Текст книги "Повести"
Автор книги: Михаил Жигжитов
сообщить о нарушении
Текущая страница: 11 (всего у книги 22 страниц)
ГЛАВА 5
Самагир выплыл из густого красноватого тумана. Пошевелился. Заскрипела кровать. Он понял, что выплыл из сна. Сон был тяжелый и сколько продолжался, Оська не помнит. В груди горел медленный огонь. Он обжигал сердце и легкие, затруднял дыхание и причинял боль. Хотелось пить.
Осип начал поворачиваться на бок, кольнуло острым шилом, и он громко застонал.
Рядом шепотом заговорили женщины:
– Кажется, проснулся.
– Тише, возможно, еще спит.
Самагир открыл глаза. Видит синевато-снежный колпак, из-под которого кое-где выглядывают мягкие русые волосы, белый лоб и крутые дуги тонких бровей. «Вот эта бледнолицая женщина вчера наладила руку, – вспомнил он. – Молода, а уже дохтур…»
– Ну, как, дедушка, чувствуете себя?
– Весь грудь огнем горит.
– А рука беспокоит?
– Рука будто нет… совсем чужой.
– Ну, ничего, вылечим! – сказала врач уверенным голосом и ободряюще улыбнулась темно-серыми глазами.
От ласкового взгляда и уверенных слов врача у Самагира потеплело на душе и даже нудная боль на время куда-то исчезла.
Врача позвали по какому-то срочному делу, и она, кивнув Самагиру, легкими неслышными шагами вышла в коридор.
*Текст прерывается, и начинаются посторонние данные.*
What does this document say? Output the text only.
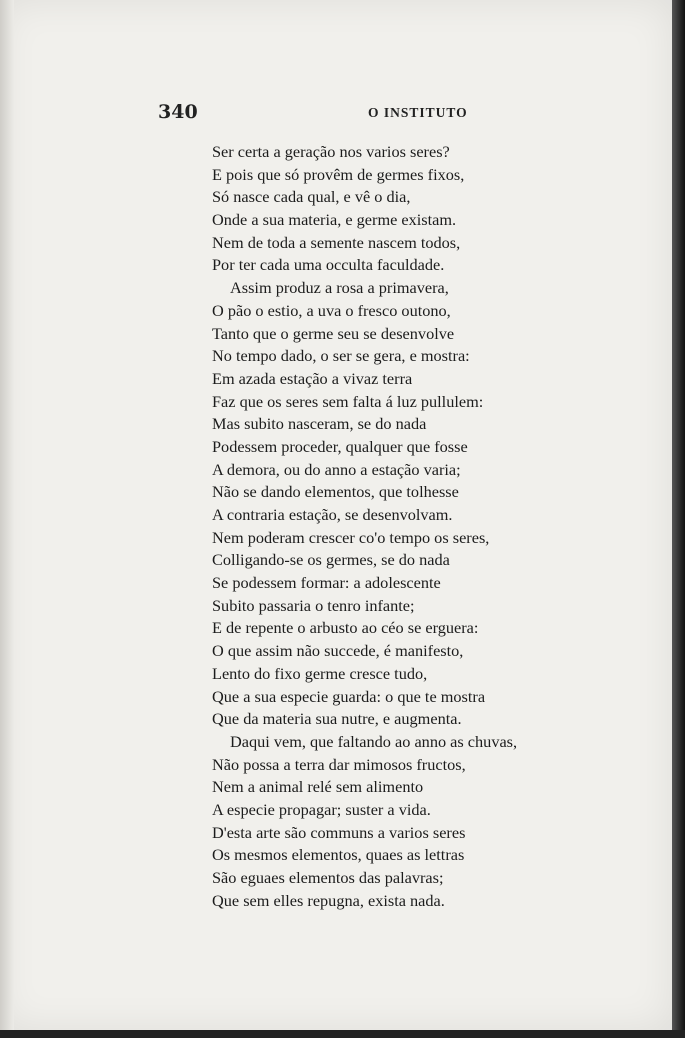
340	O INSTITUTO
Ser certa a geração nos varios seres?
E pois que só provêm de germes fixos,
Só nasce cada qual, e vê o dia,
Onde a sua materia, e germe existam.
Nem de toda a semente nascem todos,
Por ter cada uma occulta faculdade.
Assim produz a rosa a primavera,
O pão o estio, a uva o fresco outono,
Tanto que o germe seu se desenvolve
No tempo dado, o ser se gera, e mostra:
Em azada estação a vivaz terra
Faz que os seres sem falta á luz pullulem:
Mas subito nasceram, se do nada
Podessem proceder, qualquer que fosse
A demora, ou do anno a estação varia;
Não se dando elementos, que tolhesse
A contraria estação, se desenvolvam.
Nem poderam crescer co'o tempo os seres,
Colligando-se os germes, se do nada
Se podessem formar: a adolescente
Subito passaria o tenro infante;
E de repente o arbusto ao céo se erguera:
O que assim não succede, é manifesto,
Lento do fixo germe cresce tudo,
Que a sua especie guarda: o que te mostra
Que da materia sua nutre, e augmenta.
Daqui vem, que faltando ao anno as chuvas,
Não possa a terra dar mimosos fructos,
Nem a animal relé sem alimento
A especie propagar; suster a vida.
D'esta arte são communs a varios seres
Os mesmos elementos, quaes as lettras
São eguaes elementos das palavras;
Que sem elles repugna, exista nada.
С соседней койки на Самагира смотрели большие глаза, седеющие кудри сползли на брови и закрыли уши.
– А как, батенька мой, дела, очухался? – бойко, с цыганским акцентом спросил сосед.
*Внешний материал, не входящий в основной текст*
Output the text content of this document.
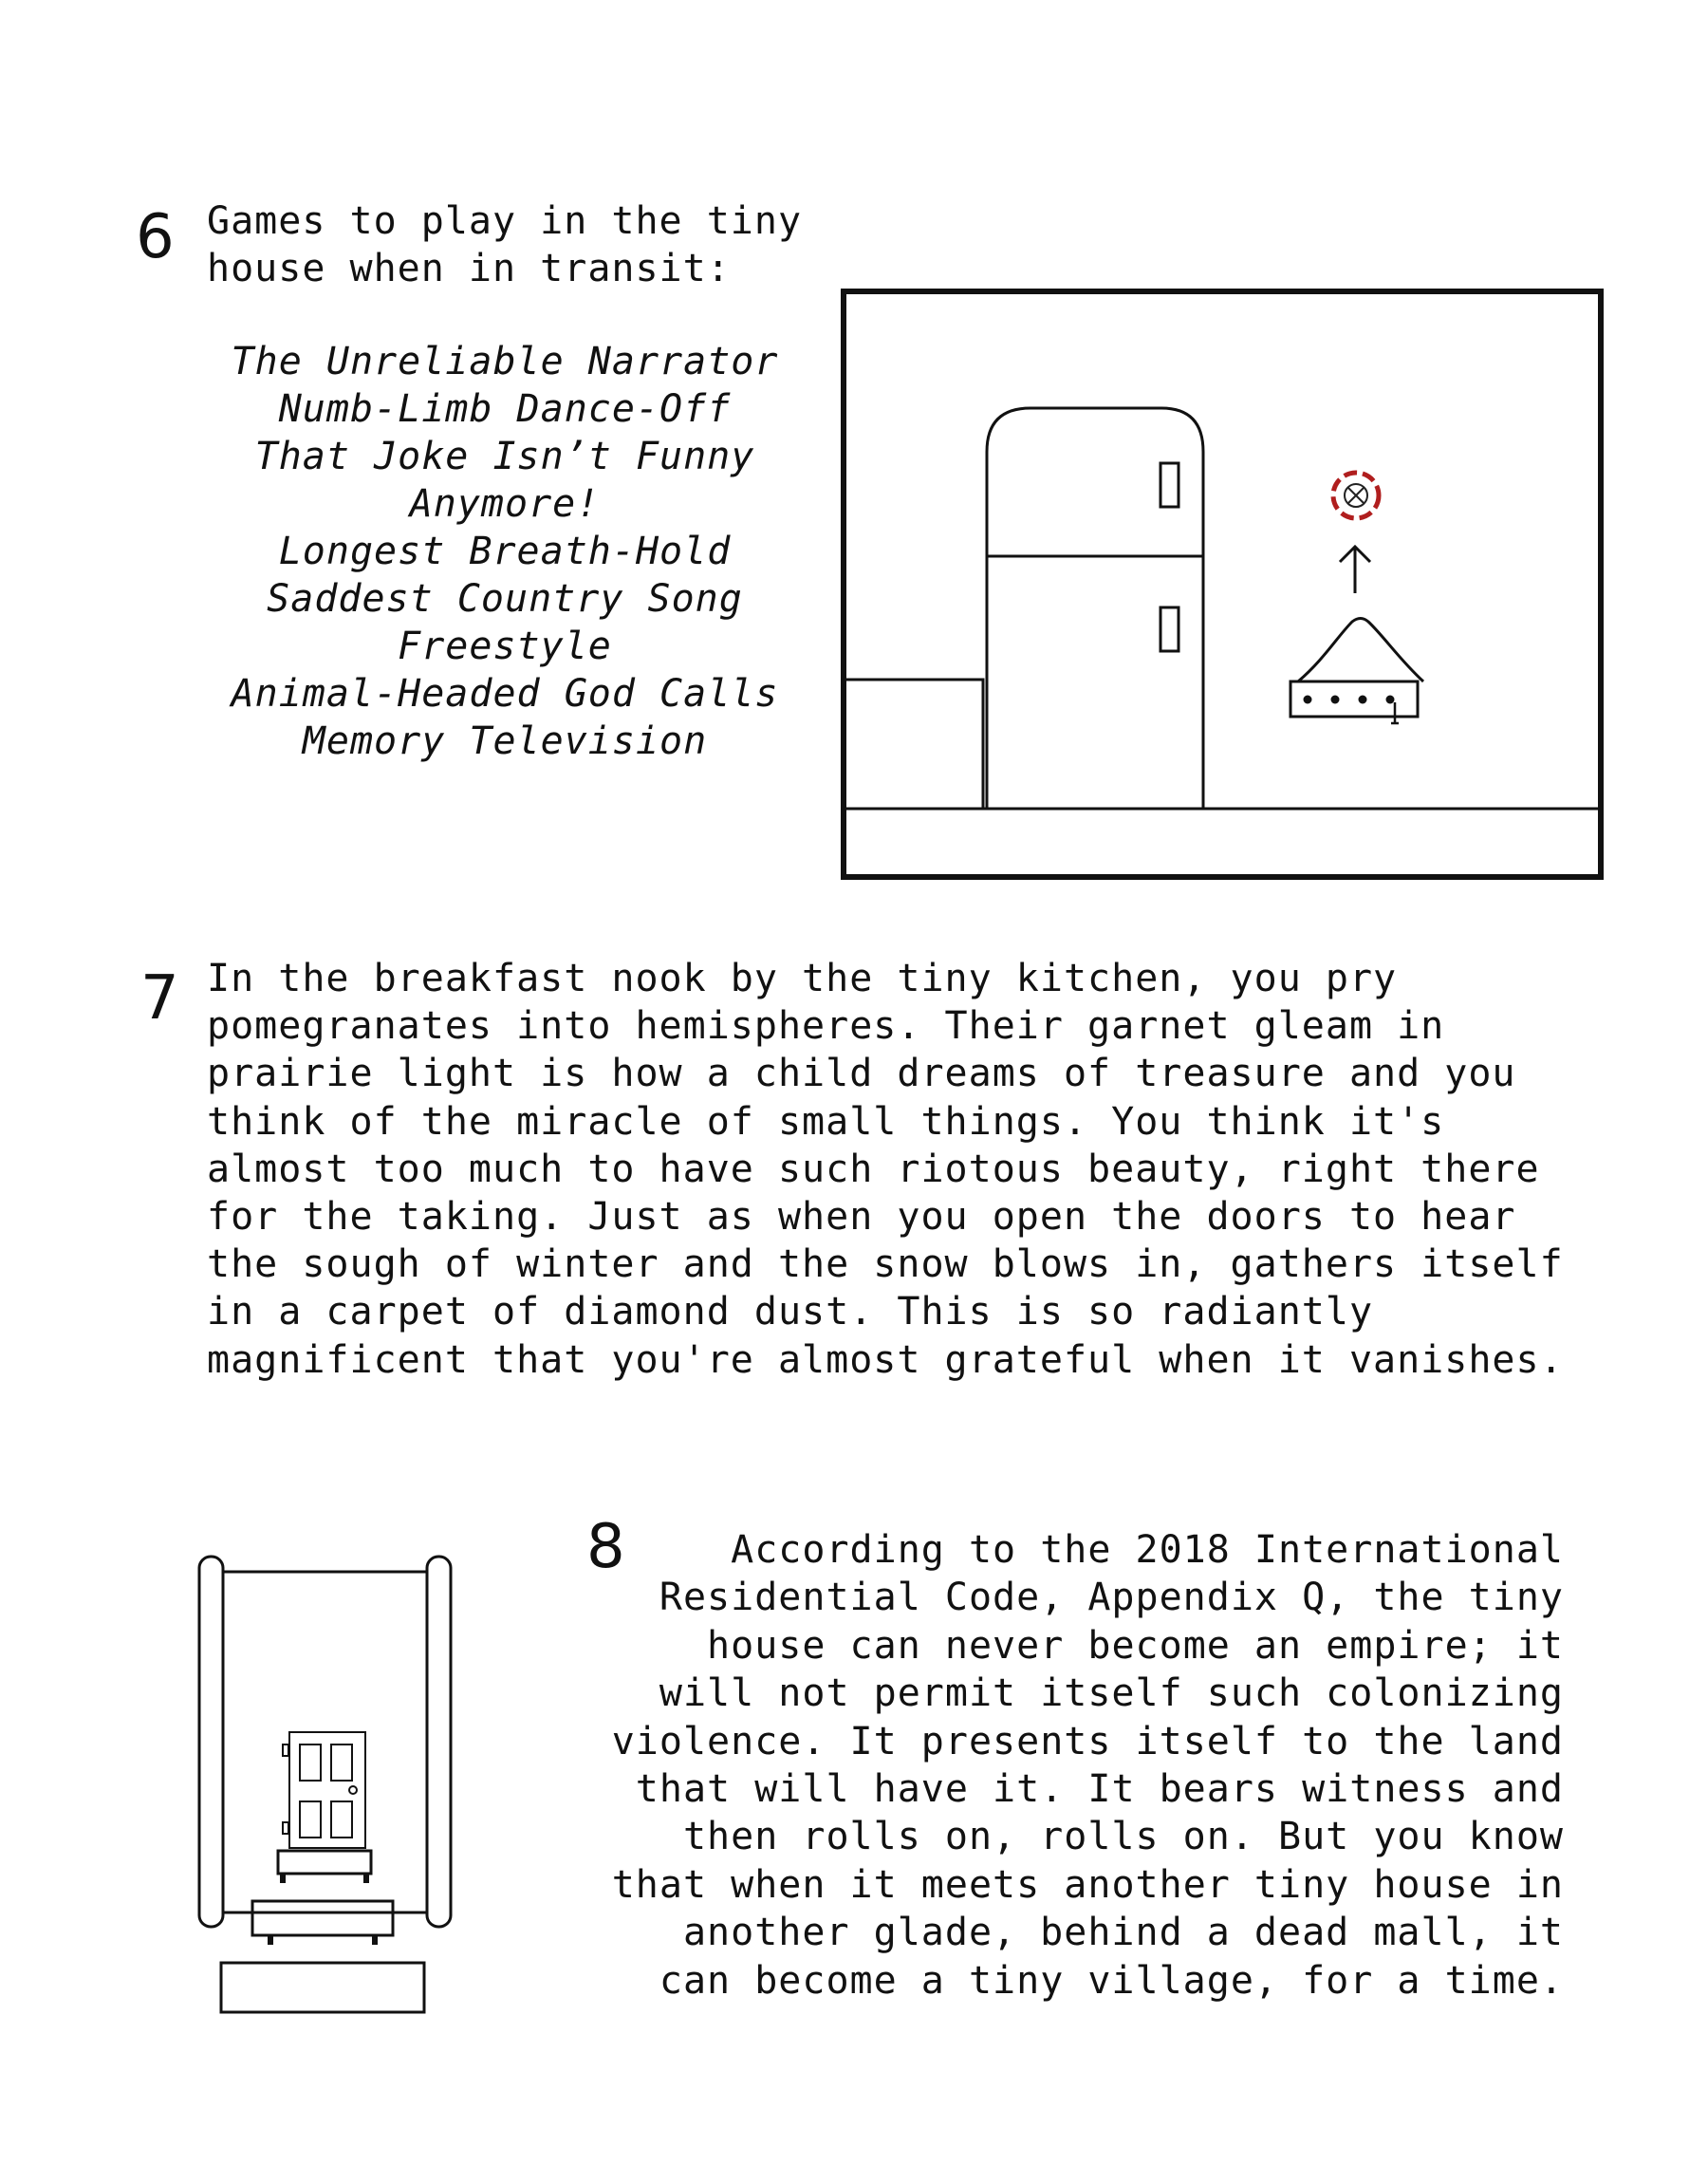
6 Games to play in the tiny
house when in transit:
The Unreliable Narrator
Numb-Limb Dance-Off
That Joke Isn’t Funny
Anymore!
Longest Breath-Hold
Saddest Country Song
Freestyle
Animal-Headed God Calls
Memory Television
7 In the breakfast nook by the tiny kitchen, you pry
pomegranates into hemispheres. Their garnet gleam in
prairie light is how a child dreams of treasure and you
think of the miracle of small things. You think it's
almost too much to have such riotous beauty, right there
for the taking. Just as when you open the doors to hear
the sough of winter and the snow blows in, gathers itself
in a carpet of diamond dust. This is so radiantly
magnificent that you're almost grateful when it vanishes.
8	According to the 2018 International
Residential Code, Appendix Q, the tiny
house can never become an empire; it
will not permit itself such colonizing
violence. It presents itself to the land
that will have it. It bears witness and
then rolls on, rolls on. But you know
that when it meets another tiny house in
another glade, behind a dead mall, it
can become a tiny village, for a time.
– Худо, паря… однако, пропаль охотник…
– Э, батенька, не горюй! Сиди на печке, а старуха жратву притащит.
– Не-е, пошто так… Бабе дома сидеть нада… Э-э, там на ферме коров доить, скотишко обихаживать мала-мала…
– А на то, батенька мой, она и баба, чтоб кормила мужика! На ядрену мать держать ее тогды! – цыган весело рассмеялся, цокнул языком и попросил закурить.
– Ук-ты-ы, кака веселый, – подавая кисет, улыбнулся Самагир. – Что болит-то?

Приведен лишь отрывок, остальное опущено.